It’s better to look at it as implicit subject derivation rather than some hidden “IT”. What your explanation misses is that the subject derives itself from the topic if it is not explicitly stated. The derived subject from the topic in that sentence would thus be a personal pronoun, not an object pronoun (Not to mention the fact that, in English, using object pronouns when in relation to people is extremely unnatural and rude, a heavy nuance that did not originally exist in the Japanese text and thus, is an improper literal translation.) So the most literal translation would be “As for me, = MacFinch.” which covers the pronoun and post-positional topic particle and then the name and the copula だ. An alternative translation for this that combines both Japanese and English grammar structures is “As for me, I am Macbeth.”
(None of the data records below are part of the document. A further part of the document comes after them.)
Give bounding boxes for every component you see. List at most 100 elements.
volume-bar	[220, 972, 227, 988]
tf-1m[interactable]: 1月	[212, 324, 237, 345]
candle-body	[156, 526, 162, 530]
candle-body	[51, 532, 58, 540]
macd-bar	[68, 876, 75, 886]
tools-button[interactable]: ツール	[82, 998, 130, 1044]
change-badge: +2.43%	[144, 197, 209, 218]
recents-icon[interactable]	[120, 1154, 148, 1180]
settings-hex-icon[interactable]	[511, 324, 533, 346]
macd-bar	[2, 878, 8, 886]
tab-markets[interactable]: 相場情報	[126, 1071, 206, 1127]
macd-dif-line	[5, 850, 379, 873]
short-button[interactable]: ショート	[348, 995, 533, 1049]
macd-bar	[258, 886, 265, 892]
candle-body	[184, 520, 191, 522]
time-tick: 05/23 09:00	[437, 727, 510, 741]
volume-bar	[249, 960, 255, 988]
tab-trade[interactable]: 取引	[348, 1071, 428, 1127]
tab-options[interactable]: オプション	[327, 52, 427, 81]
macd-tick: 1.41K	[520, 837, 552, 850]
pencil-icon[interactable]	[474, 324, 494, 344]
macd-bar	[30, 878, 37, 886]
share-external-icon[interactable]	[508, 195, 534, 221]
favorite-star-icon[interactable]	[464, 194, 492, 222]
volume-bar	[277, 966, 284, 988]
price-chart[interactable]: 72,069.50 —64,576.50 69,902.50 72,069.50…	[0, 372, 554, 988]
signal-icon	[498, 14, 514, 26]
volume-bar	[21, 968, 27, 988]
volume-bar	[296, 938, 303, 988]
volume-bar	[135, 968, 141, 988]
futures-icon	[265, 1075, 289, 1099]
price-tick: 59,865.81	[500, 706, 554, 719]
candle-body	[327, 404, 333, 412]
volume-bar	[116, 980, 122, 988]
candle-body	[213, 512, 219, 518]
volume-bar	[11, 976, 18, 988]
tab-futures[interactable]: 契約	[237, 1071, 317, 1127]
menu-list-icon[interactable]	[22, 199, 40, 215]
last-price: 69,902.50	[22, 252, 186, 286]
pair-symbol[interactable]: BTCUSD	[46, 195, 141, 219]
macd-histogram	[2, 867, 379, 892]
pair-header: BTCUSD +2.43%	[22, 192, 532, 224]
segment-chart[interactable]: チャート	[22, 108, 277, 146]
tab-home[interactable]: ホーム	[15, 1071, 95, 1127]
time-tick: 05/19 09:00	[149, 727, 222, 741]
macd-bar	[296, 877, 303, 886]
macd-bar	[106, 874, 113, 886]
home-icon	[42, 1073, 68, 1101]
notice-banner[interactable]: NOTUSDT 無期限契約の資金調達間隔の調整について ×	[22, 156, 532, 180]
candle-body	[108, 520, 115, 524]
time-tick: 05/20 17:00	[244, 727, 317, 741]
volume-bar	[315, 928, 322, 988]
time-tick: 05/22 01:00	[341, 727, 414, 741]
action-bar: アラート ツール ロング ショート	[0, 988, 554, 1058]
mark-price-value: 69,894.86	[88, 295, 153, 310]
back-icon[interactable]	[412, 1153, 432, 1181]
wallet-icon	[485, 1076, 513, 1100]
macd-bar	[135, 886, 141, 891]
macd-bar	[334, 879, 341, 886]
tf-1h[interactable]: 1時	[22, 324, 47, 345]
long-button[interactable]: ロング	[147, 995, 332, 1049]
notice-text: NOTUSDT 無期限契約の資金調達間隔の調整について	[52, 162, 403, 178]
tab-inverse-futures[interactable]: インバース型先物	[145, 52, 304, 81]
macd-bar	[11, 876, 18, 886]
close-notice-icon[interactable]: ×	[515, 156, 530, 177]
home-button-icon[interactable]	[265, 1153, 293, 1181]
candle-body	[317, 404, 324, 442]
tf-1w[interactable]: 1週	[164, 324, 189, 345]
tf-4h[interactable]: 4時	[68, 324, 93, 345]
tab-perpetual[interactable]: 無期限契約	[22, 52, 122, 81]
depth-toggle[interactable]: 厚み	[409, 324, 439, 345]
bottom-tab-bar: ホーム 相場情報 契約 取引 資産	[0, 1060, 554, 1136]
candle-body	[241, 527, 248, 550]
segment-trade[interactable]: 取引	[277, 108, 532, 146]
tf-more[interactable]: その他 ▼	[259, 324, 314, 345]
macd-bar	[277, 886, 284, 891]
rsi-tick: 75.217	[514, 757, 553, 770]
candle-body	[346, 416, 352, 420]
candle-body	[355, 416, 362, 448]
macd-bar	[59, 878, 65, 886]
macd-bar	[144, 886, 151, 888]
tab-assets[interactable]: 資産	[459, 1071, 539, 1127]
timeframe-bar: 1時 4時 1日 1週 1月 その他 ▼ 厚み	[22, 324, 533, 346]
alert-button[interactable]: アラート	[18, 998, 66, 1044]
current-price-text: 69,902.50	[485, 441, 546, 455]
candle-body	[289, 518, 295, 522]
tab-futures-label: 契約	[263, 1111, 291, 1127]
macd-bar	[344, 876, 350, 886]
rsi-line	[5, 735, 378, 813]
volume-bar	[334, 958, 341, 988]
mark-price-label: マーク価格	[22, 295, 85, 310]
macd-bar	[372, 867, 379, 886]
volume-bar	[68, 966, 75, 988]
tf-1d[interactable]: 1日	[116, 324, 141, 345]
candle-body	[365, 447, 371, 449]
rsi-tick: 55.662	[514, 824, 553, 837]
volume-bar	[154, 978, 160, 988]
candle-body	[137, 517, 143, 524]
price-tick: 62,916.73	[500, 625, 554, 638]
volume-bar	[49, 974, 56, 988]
The “As for A” structure is taught in this way to help conceptualize that the topic exists beyond the scope of the subject. When a topic is stated as such in Japanese, it does not have to be restated again and again as subject pronouns like English does which does not have topics in the way that Japanese does, or at least if they do, they are very situational or unnatural and thus nowhere near as versatile. English does not have this kind of topic marker, only subject markers. Thus the translation “I am MacFinch” is considering and prioritizing natural English and taking the derived subject, which is what is stated in the topic, then throwing out the topic as it now only contains redundant information that isn’t necessary to reiterate to keep the English natural.
In essence, the translation of “AはBだ。” to “A is B.” is deriving the subject from the topic and then dropping the topic to keep the English translation natural without losing information or giving it a nuance that didn’t exist in the original Japanese sentence.
This is thrice as long as I was expecting it to be so my takeaway here is that it’s important to understand that some translations exist in the way they do to help conceptualize ideas rather than to be a gold standard for how some sentence structures should be translated, implying that other translations are wrong when in reality they’re serving a different purpose.